GitLab CI remove priority zero from Hugo sitemap

Hugo static site generator generates sitemap.xml that include priority zero URLs. These are the taxanomies, tags and categories. To prevent these from appearing in Google Search results, GitLab CI can be configured to remove unwanted XML nodes (priority 0) from sitemap.xml.

Motivation

Need to get rid of taxanomies from sitemap.xml so that they do not appear in Google Search results. Previously, I built and published my blog from my laptop. I had a PowerShell script for removing Hugo taxanomies. After migrating to GitLab CI, I needed a new workaround.

Pre-requisites

You need to have experience in setting up GitLab CI.
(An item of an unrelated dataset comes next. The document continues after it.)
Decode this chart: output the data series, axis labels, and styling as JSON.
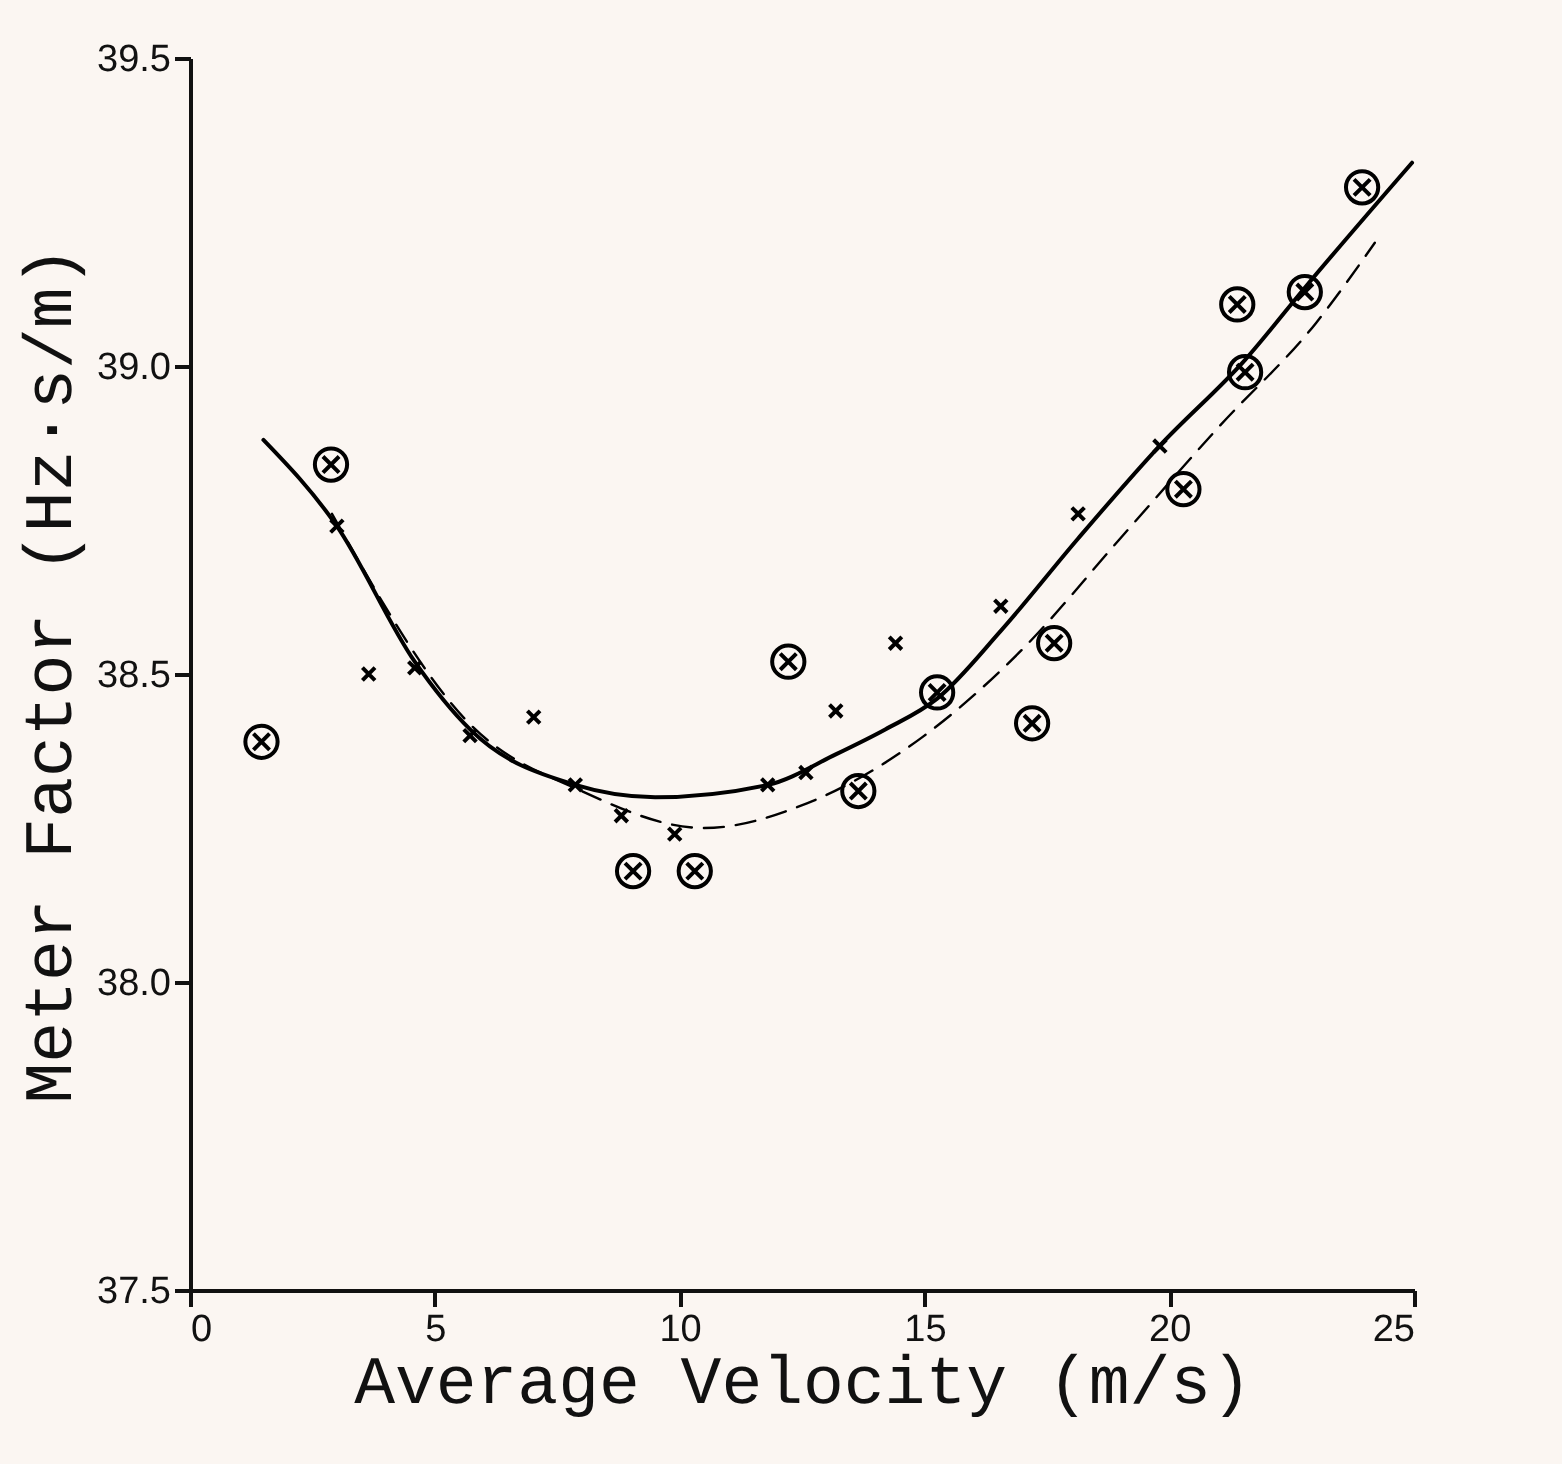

Otherwise, please read my earlier post Hugo Static Site Generator with CI Deployment using GitLab.

The solution

The high level idea is simple; let Hugo generate sitemap.xml as-is. Then remove priority 0 URLs from it.

There are several ways to do this; using i.e. XMLStarlet to remove XML nodes by XPath syntax or Regular Expression. For this, I decided to go with XMLStarlet as I feel it is easier for XML.
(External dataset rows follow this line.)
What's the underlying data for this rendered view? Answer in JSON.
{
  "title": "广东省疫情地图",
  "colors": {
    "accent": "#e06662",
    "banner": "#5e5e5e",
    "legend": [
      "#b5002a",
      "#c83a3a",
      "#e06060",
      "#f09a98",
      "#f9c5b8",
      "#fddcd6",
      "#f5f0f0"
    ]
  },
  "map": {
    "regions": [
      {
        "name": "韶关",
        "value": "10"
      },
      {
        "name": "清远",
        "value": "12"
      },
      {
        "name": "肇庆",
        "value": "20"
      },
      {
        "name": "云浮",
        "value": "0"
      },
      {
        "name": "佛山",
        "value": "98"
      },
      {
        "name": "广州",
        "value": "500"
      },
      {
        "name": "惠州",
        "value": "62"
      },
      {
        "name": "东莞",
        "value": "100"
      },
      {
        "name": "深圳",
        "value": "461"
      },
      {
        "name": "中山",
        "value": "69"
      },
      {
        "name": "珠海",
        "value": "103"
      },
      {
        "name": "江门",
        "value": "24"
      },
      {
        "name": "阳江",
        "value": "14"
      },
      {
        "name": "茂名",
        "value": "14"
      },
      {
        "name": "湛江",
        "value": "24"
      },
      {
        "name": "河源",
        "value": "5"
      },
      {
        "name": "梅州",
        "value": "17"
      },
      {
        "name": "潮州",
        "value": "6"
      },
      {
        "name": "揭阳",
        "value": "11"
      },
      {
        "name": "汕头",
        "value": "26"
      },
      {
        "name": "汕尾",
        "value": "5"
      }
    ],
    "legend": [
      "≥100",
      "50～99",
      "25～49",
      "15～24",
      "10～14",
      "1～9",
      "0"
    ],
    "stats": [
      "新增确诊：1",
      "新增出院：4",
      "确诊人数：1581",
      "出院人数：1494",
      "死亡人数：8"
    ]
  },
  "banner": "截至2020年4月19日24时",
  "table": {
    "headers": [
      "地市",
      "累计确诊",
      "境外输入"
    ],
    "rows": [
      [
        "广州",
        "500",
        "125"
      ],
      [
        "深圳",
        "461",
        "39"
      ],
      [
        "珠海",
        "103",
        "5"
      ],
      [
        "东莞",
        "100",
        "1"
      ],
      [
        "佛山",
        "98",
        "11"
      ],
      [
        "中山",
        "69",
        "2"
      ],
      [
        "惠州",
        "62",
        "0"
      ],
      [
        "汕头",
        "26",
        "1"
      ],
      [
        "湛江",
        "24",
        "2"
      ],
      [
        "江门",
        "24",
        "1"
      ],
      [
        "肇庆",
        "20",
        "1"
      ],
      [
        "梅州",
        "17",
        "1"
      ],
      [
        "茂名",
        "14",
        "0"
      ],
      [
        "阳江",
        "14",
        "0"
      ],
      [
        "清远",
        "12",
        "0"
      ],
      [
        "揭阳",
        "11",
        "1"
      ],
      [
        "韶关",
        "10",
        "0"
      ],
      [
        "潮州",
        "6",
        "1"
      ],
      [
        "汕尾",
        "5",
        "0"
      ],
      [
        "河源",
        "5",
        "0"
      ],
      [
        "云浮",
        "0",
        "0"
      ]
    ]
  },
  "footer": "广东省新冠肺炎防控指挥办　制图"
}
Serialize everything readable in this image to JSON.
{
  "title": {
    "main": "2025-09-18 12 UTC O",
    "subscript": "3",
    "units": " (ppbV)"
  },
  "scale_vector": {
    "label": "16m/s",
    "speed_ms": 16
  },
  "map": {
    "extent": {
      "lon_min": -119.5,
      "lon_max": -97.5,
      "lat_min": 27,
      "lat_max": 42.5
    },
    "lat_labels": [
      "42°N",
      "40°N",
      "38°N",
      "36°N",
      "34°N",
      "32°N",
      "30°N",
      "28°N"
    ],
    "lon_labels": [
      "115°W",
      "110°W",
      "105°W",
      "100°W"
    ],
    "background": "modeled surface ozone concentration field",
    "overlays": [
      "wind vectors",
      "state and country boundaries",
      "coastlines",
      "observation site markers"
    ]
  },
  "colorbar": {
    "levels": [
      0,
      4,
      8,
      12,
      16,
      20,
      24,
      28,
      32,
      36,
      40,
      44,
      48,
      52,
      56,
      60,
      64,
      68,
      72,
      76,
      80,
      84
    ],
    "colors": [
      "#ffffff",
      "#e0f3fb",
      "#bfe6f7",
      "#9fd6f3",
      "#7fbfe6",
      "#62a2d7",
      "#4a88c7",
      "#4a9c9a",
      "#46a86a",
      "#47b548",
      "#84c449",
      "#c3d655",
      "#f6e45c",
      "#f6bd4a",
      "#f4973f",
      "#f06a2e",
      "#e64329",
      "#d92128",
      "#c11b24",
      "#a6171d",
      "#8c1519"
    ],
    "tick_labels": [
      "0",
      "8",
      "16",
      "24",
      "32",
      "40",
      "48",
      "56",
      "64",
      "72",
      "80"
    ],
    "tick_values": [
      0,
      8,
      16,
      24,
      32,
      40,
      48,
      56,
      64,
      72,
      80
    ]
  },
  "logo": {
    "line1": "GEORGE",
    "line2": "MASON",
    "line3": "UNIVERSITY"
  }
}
Previously, I was using NodeJS 6.11.x Alpine Docker image which was on an older Alpine 3.4. According to Alpine Linux Packages list, XMLStarlet is available for Alpine 3.5 or higher. As such, I had to change to Node 8.4.0 Alpine Docker image which uses Alpine 3.6.

Below is a snippet of my new GitLab CI YAML .gitlab-ci.yml:

image: node:8.4.0-alpine
before_script:
  - apk update && apk add openssl ca-certificates xmlstarlet git
  - npm install
  - PATH=$(npm bin):$PATH
  - npm run version
pages:
  script:
  - npm run build
  - xml ed --inplace -N x="http://www.sitemaps.org/schemas/sitemap/0.9" -d "//x:url[x:priority='0']" ./public/sitemap.xml
artifacts:
  paths:
  - public
  only:
  - master

The key bits to point out are:

  1. node:8.4.0-alpine - to utilise a NodeJS Docker image that uses Alpine 3.6.
  2. apk add xmlstarlet - to install XMLStarlet package for editing XML.
  3. xml ed ... //x:url[x:priority='0'] - command to remove priority 0 URL nodes.
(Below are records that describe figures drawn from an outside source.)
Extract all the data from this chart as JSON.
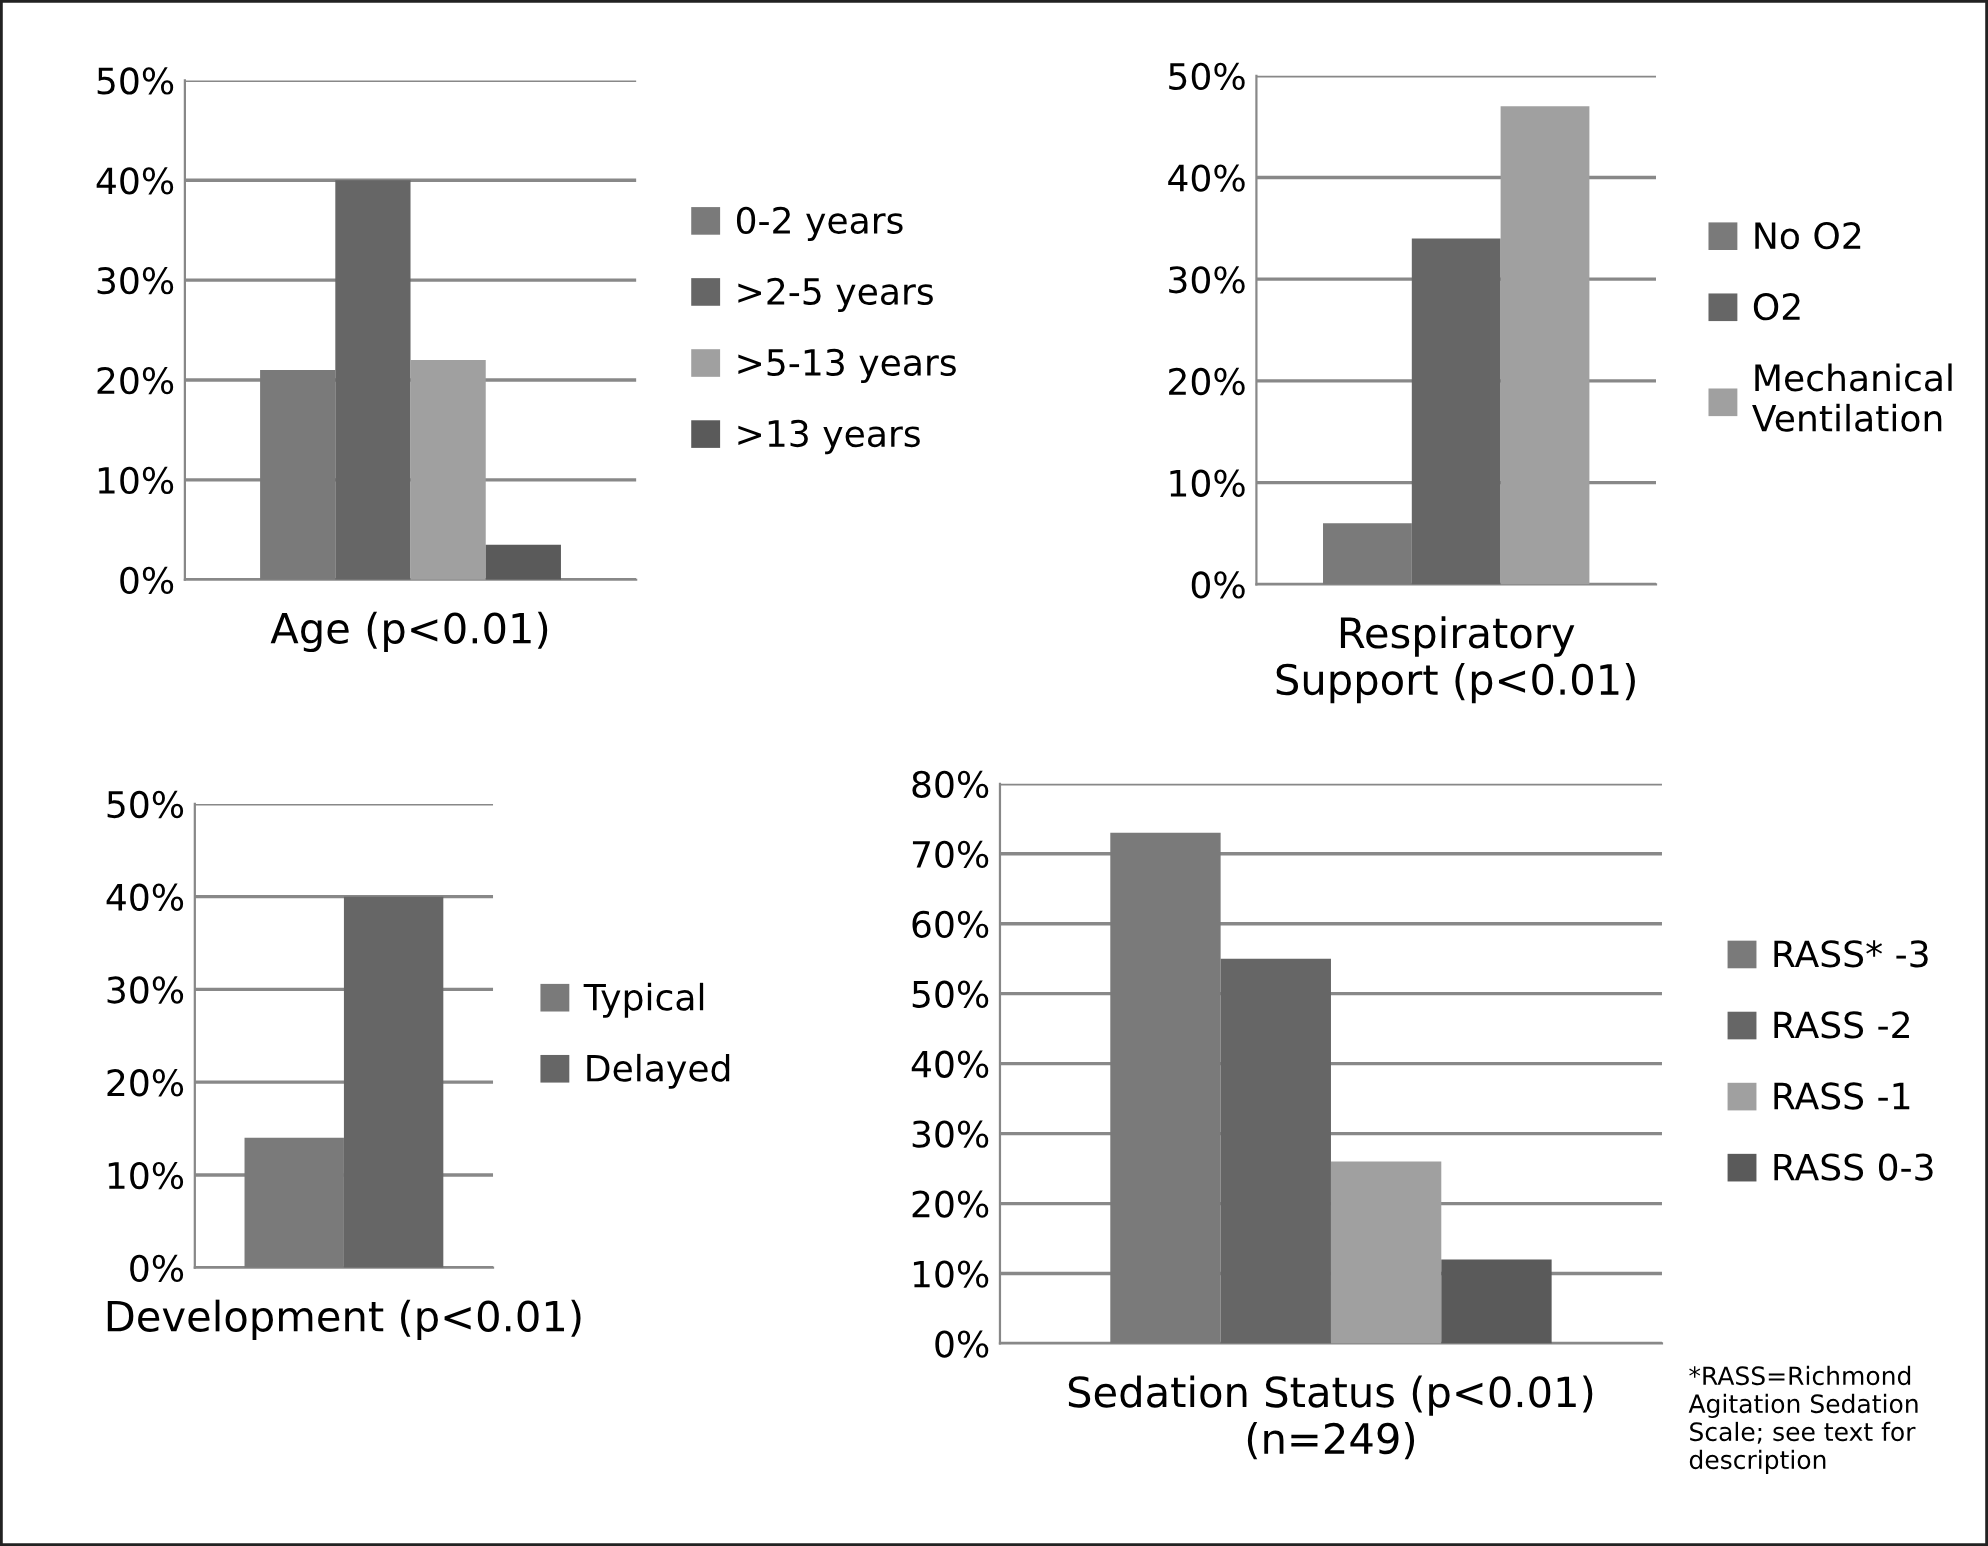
{
  "chart_data": [
    {
      "type": "bar",
      "xlabel": "Age (p<0.01)",
      "categories": [
        null
      ],
      "ylim": [
        0,
        50
      ],
      "yticks": [
        {
          "value": 0,
          "label": "0%"
        },
        {
          "value": 10,
          "label": "10%"
        },
        {
          "value": 20,
          "label": "20%"
        },
        {
          "value": 30,
          "label": "30%"
        },
        {
          "value": 40,
          "label": "40%"
        },
        {
          "value": 50,
          "label": "50%"
        }
      ],
      "grid": "y",
      "legend": "right",
      "series": [
        {
          "name": "0-2 years",
          "color": "#7a7a7a",
          "values": [
            21
          ]
        },
        {
          "name": ">2-5 years",
          "color": "#666666",
          "values": [
            40
          ]
        },
        {
          "name": ">5-13 years",
          "color": "#a0a0a0",
          "values": [
            22
          ]
        },
        {
          "name": ">13 years",
          "color": "#5a5a5a",
          "values": [
            3.5
          ]
        }
      ]
    },
    {
      "type": "bar",
      "xlabel": "Respiratory\nSupport (p<0.01)",
      "categories": [
        null
      ],
      "ylim": [
        0,
        50
      ],
      "yticks": [
        {
          "value": 0,
          "label": "0%"
        },
        {
          "value": 10,
          "label": "10%"
        },
        {
          "value": 20,
          "label": "20%"
        },
        {
          "value": 30,
          "label": "30%"
        },
        {
          "value": 40,
          "label": "40%"
        },
        {
          "value": 50,
          "label": "50%"
        }
      ],
      "grid": "y",
      "legend": "right",
      "series": [
        {
          "name": "No O2",
          "color": "#7a7a7a",
          "values": [
            6
          ]
        },
        {
          "name": "O2",
          "color": "#666666",
          "values": [
            34
          ]
        },
        {
          "name": "Mechanical\nVentilation",
          "color": "#a0a0a0",
          "values": [
            47
          ]
        }
      ]
    },
    {
      "type": "bar",
      "xlabel": "Development (p<0.01)",
      "categories": [
        null
      ],
      "ylim": [
        0,
        50
      ],
      "yticks": [
        {
          "value": 0,
          "label": "0%"
        },
        {
          "value": 10,
          "label": "10%"
        },
        {
          "value": 20,
          "label": "20%"
        },
        {
          "value": 30,
          "label": "30%"
        },
        {
          "value": 40,
          "label": "40%"
        },
        {
          "value": 50,
          "label": "50%"
        }
      ],
      "grid": "y",
      "legend": "right",
      "series": [
        {
          "name": "Typical",
          "color": "#7a7a7a",
          "values": [
            14
          ]
        },
        {
          "name": "Delayed",
          "color": "#666666",
          "values": [
            40
          ]
        }
      ]
    },
    {
      "type": "bar",
      "xlabel": "Sedation Status (p<0.01)\n(n=249)",
      "categories": [
        null
      ],
      "ylim": [
        0,
        80
      ],
      "yticks": [
        {
          "value": 0,
          "label": "0%"
        },
        {
          "value": 10,
          "label": "10%"
        },
        {
          "value": 20,
          "label": "20%"
        },
        {
          "value": 30,
          "label": "30%"
        },
        {
          "value": 40,
          "label": "40%"
        },
        {
          "value": 50,
          "label": "50%"
        },
        {
          "value": 60,
          "label": "60%"
        },
        {
          "value": 70,
          "label": "70%"
        },
        {
          "value": 80,
          "label": "80%"
        }
      ],
      "grid": "y",
      "legend": "right",
      "annotations": [
        "*RASS=Richmond\nAgitation Sedation\nScale; see text for\ndescription"
      ],
      "series": [
        {
          "name": "RASS* -3",
          "color": "#7a7a7a",
          "values": [
            73
          ]
        },
        {
          "name": "RASS -2",
          "color": "#666666",
          "values": [
            55
          ]
        },
        {
          "name": "RASS -1",
          "color": "#a0a0a0",
          "values": [
            26
          ]
        },
        {
          "name": "RASS 0-3",
          "color": "#5a5a5a",
          "values": [
            12
          ]
        }
      ]
    }
  ]
}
For the results, you can inspect my blog’s sitemap.xml.

Alternative solution

If you are using a device that is not supported by Alpine Linux, you may consider this solution. As at January 2018, Alpine is still unavailable for ARMv7.

Use regular NodeJS image.

image: node:8

Below is a snippet of my package.json file making use of pretty-xml:

"scripts": {
  ...
  "build-minify-xml": "cat public/sitemap.xml | pretty-xml --minify | sed -r 's/<url><loc>[^<]+<\\/loc>(<lastmod>[^<]+<\\/lastmod>)?<priority>0<\\/priority><\\/url>//g' | cat > public/sitemap.min.xml && mv public/sitemap.min.xml public/sitemap.xml"
  ...
},
"dependencies": {
  "pretty-xml": "^1.2.1"
}